Sur les bancs en bois de la Bourse du travail de Paris, quelque 150 personnels des 38 hôpitaux de l’Assistance publique-Hôpitaux de Paris (AP-HP) – syndiqués ou non – se sont rassemblés vendredi 5 septembre, à l’appel d’une intersyndicale (CGT, FO, CFTC, UNSA et CFDT) qui a officiellement déposé ce même jour un préavis de grève « illimitée » au sein du CHU francilien.
Ces organisations, qui représentent 61 % des voix aux dernières élections professionnelles, ont dénoncé « une attaque frontale contre notre système de santé et contre tous les travailleurs », à propos du plan d’économies présenté mi-juillet par François Bayrou. Ce dernier prévoyait 44 milliards d’économies pour 2026, dont environ cinq milliards sur le secteur de la santé. « Il faudrait à la fois préparer les hôpitaux à la guerre pour mars 2026, et faire 5 milliards d’euros d’économie sur la santé ? » interpelle, perplexe, un soignant dans l’assemblée, en écho à la consigne du ministère de la Santé cet été d’anticiper le risque de guerre sur le sol européen.

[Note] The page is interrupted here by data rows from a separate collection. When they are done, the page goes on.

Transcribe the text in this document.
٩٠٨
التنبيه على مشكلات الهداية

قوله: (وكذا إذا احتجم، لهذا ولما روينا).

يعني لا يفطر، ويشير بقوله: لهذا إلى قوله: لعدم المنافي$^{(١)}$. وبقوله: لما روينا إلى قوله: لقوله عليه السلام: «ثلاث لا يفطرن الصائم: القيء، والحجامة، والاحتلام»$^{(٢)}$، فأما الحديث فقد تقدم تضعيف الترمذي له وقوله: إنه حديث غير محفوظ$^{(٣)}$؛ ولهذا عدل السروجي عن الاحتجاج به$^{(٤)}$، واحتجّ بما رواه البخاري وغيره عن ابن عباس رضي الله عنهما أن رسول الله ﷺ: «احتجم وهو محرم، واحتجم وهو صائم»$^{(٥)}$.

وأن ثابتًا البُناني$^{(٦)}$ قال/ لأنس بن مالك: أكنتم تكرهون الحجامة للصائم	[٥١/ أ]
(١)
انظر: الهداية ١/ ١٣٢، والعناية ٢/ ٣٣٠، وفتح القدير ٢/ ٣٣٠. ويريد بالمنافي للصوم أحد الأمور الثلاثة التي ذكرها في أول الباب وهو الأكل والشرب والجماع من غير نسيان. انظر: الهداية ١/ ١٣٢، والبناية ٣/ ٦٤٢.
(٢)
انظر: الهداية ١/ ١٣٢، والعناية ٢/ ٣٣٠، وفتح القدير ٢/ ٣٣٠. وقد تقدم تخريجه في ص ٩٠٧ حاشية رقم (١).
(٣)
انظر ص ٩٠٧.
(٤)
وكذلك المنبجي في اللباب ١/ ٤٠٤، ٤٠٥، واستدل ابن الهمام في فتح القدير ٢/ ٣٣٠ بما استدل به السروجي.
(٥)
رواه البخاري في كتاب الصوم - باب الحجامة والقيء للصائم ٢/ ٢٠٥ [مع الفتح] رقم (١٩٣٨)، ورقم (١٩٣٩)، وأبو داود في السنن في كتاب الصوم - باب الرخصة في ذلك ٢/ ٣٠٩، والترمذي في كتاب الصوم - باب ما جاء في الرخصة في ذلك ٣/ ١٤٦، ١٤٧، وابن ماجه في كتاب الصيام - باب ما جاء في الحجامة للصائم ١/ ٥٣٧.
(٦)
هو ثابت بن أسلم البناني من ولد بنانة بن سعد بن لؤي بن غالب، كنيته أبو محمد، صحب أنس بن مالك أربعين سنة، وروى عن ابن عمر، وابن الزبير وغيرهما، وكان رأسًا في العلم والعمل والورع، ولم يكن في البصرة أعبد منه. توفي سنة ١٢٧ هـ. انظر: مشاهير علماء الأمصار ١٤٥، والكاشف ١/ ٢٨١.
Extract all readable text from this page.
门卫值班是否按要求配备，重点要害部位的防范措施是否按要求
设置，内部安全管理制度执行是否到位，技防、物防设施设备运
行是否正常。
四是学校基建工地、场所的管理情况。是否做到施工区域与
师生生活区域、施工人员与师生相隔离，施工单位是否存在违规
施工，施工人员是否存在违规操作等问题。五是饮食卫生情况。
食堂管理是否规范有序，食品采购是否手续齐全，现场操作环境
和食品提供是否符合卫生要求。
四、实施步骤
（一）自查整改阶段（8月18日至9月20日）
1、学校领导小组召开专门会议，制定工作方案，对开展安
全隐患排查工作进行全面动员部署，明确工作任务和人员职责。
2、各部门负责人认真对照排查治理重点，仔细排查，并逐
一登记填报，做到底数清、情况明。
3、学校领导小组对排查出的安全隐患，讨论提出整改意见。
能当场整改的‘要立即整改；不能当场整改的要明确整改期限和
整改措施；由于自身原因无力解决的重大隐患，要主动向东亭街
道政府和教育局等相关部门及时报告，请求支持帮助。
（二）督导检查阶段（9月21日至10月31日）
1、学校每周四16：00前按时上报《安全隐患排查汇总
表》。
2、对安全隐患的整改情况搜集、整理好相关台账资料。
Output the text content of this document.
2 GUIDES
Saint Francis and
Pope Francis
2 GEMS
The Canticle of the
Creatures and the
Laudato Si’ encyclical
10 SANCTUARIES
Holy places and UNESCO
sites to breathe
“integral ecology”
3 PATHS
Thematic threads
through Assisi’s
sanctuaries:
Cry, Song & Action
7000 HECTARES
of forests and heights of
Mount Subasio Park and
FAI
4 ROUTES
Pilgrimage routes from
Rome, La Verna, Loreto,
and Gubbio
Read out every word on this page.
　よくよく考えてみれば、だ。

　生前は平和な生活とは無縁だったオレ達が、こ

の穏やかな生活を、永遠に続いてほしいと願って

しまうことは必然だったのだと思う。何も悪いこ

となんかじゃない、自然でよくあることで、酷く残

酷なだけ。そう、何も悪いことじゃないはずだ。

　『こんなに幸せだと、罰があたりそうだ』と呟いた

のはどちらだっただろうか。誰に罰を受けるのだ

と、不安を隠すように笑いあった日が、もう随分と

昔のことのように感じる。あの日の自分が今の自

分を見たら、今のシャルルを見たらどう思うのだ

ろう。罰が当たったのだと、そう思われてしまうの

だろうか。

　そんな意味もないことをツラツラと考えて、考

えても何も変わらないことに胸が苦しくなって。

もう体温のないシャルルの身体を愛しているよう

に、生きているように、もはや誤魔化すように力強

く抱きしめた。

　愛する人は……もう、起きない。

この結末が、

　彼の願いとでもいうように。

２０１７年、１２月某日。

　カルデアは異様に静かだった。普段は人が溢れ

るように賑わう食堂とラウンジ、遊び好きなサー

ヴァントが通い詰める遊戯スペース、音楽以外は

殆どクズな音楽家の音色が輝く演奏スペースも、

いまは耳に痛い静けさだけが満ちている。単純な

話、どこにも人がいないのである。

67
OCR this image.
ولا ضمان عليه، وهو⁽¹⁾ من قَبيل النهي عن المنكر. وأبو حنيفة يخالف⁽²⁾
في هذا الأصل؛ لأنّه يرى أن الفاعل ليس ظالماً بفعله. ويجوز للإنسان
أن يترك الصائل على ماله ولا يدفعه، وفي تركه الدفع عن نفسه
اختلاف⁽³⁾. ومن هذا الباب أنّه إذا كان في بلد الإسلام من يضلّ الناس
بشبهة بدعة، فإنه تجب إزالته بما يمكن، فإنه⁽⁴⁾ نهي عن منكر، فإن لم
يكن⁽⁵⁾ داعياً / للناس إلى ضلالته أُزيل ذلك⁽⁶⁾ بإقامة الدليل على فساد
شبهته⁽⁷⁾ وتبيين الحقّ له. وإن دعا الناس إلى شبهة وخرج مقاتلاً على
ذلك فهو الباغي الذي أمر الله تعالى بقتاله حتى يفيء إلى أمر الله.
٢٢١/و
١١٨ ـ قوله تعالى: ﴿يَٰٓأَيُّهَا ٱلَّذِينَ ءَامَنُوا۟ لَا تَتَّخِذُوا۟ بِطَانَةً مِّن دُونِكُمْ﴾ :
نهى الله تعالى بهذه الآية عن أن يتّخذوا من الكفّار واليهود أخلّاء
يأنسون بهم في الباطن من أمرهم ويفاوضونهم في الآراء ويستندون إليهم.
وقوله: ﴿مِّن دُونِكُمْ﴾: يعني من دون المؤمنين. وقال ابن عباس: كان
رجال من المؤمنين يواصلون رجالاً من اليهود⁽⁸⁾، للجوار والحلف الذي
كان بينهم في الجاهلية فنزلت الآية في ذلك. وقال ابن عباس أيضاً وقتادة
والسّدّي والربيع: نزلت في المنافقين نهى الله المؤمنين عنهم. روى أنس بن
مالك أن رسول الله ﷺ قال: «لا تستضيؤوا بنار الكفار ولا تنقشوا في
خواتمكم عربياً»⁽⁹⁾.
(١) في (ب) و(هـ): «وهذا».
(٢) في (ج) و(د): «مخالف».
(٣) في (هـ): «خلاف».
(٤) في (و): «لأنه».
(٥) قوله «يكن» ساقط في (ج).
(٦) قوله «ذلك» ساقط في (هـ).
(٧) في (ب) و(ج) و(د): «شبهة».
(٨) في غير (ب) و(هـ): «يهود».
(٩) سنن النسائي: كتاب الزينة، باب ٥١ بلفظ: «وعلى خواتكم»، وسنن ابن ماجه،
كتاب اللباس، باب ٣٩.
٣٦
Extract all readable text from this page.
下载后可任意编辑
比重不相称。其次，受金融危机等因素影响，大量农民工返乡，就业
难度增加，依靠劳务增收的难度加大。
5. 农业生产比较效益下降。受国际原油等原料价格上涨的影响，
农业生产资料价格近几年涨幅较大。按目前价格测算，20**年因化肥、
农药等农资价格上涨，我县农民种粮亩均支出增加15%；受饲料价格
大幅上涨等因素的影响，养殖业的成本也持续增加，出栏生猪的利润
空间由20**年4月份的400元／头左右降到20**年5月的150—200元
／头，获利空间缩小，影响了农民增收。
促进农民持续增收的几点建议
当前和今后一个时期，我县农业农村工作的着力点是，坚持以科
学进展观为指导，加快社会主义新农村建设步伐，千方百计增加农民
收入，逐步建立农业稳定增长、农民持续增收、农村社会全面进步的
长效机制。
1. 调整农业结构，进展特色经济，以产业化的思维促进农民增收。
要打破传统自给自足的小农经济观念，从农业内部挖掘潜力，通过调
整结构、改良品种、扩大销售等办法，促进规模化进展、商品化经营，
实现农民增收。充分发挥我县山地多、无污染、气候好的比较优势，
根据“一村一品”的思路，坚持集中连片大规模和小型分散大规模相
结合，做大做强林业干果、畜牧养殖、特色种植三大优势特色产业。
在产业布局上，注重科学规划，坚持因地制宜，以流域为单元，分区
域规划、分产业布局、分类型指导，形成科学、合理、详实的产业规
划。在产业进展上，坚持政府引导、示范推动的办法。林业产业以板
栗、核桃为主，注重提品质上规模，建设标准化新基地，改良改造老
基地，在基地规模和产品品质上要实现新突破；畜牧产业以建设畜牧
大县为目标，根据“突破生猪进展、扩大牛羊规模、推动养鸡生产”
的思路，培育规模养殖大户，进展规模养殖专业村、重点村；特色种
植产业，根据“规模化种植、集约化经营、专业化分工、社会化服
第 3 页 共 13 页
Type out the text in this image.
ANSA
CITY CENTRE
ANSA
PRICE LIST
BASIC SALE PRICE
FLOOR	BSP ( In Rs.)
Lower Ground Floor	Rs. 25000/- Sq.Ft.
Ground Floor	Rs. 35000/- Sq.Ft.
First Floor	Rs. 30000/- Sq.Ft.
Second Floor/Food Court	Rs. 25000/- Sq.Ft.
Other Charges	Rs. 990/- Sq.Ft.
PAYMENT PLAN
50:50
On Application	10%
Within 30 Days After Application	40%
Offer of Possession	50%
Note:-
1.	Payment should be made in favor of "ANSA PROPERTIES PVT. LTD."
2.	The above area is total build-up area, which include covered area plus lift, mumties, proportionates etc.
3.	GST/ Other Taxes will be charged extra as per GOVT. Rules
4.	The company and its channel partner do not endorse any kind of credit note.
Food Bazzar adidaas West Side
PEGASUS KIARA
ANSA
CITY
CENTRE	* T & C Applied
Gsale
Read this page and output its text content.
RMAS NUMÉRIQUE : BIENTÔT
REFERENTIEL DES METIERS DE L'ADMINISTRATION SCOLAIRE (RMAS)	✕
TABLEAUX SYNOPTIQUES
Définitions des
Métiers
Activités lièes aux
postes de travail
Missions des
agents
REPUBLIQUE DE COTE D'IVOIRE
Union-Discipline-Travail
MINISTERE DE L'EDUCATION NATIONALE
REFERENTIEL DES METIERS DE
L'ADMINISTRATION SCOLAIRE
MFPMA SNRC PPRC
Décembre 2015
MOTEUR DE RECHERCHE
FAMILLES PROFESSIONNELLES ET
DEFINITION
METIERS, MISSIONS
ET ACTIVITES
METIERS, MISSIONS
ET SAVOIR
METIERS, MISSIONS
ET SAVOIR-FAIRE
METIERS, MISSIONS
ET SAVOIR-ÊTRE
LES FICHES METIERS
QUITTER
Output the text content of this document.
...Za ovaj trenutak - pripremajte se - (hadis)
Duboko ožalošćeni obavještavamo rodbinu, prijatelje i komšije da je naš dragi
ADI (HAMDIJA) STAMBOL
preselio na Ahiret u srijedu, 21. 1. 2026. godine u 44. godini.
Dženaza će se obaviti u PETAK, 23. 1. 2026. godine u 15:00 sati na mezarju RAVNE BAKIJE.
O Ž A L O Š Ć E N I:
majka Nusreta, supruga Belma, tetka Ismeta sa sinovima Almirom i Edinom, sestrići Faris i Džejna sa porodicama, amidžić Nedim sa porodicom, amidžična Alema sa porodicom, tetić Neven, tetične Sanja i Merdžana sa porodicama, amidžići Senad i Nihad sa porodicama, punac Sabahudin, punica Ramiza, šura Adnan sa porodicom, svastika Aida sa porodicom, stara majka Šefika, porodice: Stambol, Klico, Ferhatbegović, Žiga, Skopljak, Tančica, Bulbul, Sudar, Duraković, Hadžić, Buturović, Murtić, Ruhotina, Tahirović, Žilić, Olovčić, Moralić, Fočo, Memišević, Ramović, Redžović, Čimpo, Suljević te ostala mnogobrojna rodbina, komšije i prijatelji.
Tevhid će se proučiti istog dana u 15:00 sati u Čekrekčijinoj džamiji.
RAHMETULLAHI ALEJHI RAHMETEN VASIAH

Dégradation des conditions de travail
Pour les syndicats réunis en assemblée générale, les signaux négatifs se sont accumulés depuis la rentrée. Projet de doublement des franchises médicales et participations forfaitaires, jours fériés menacés, perspective d’une année blanche, objectif de dépenses maladie cantonné à 2 % en 2026 : autant de nuages qui annoncent, selon l’intersyndicale, une « dégradation des conditions de travail » pour les personnels hospitaliers, voire une « saignée ».
En parallèle de la stratégie (« 30 leviers pour agir ») déclinée par la direction de l’AP-HP pour combler un déficit de 460 millions d’euros en 2024, plusieurs personnels fatigués ont exposé les difficultés croissantes dans les hôpitaux. Sont cités le « non-respect des plannings » cet été, des obstacles pour faire reconnaître les accidents du travail, des cadences qui augmentent, des « conseils de discipline à répétition », des « journées imposées de 12 heures », un manque d’embauches qualifiées et, de façon générale, une « casse » aggravée. « Il ne faut pas non plus toucher à l’AME [aide médicale d’État], ni oublier les personnels hospitaliers sans-papiers et les Padhue », contextualise Jalal, jeune pédiatre, en écho aux récents projets de décrets dans les tuyaux.
Bloquons tout ? La date du 10 septembre divise
Quelle stratégie adopter ? Faut-il rejoindre le mouvement citoyen protéiforme du 10 septembre qui entend « bloquer la France » ? Des voix s’élèvent contre la position jugée floue de l’intersyndicale en la matière. « On veut tous le 10 septembre ! », réclame un soignant de l’hôpital européen Georges Pompidou. Le ton monte parfois tandis qu’au bureau, Nathalie Marchand, secrétaire générale de la CGT à l’AP-HP, prend la parole : « L’intersyndicale ne peut pas se prononcer sur le 10, car certains syndicats qui la composent n’ont pas mandat… ». De fait, si tous les syndicats semblent rejoindre l’appel national interprofessionnel à manifester le 18 septembre, la CFDT et FO ne soutiennent pas l’appel à « tout bloquer » du 10 septembre. « On ne veut pas appeler à suivre un mouvement qui fait l’objet de récupération politique, tranche Jean-Marc Février, secrétaire général de la CFDT de l’AP-HP. Mais on n’empêche personne de se mobiliser individuellement le 10… »
Le principe de la grève illimitée est donc voté à partir du 5 septembre. Même si les agents sont assignés, le personnel s’engage à ne plus siéger dans les instances de l’AP-HP, ni à assister à aucune réunion institutionnelle du CHU, sauf les conseils de discipline.
En attendant de faire le point cette semaine sur la suite du mouvement social, le bureau de l’intersyndicale invite à faire connaître et signer la pétition nationale contre le plan Bayrou (en ligne ou en version papier dans les services hospitaliers). D’ici là, certains agents songent à se mobiliser autrement. « Pourquoi ne pas bloquer le siège ? » suggère une soignante en hospitalisation à domicile. Une mobilisation qui sera de toute façon très encadrée par les assignations.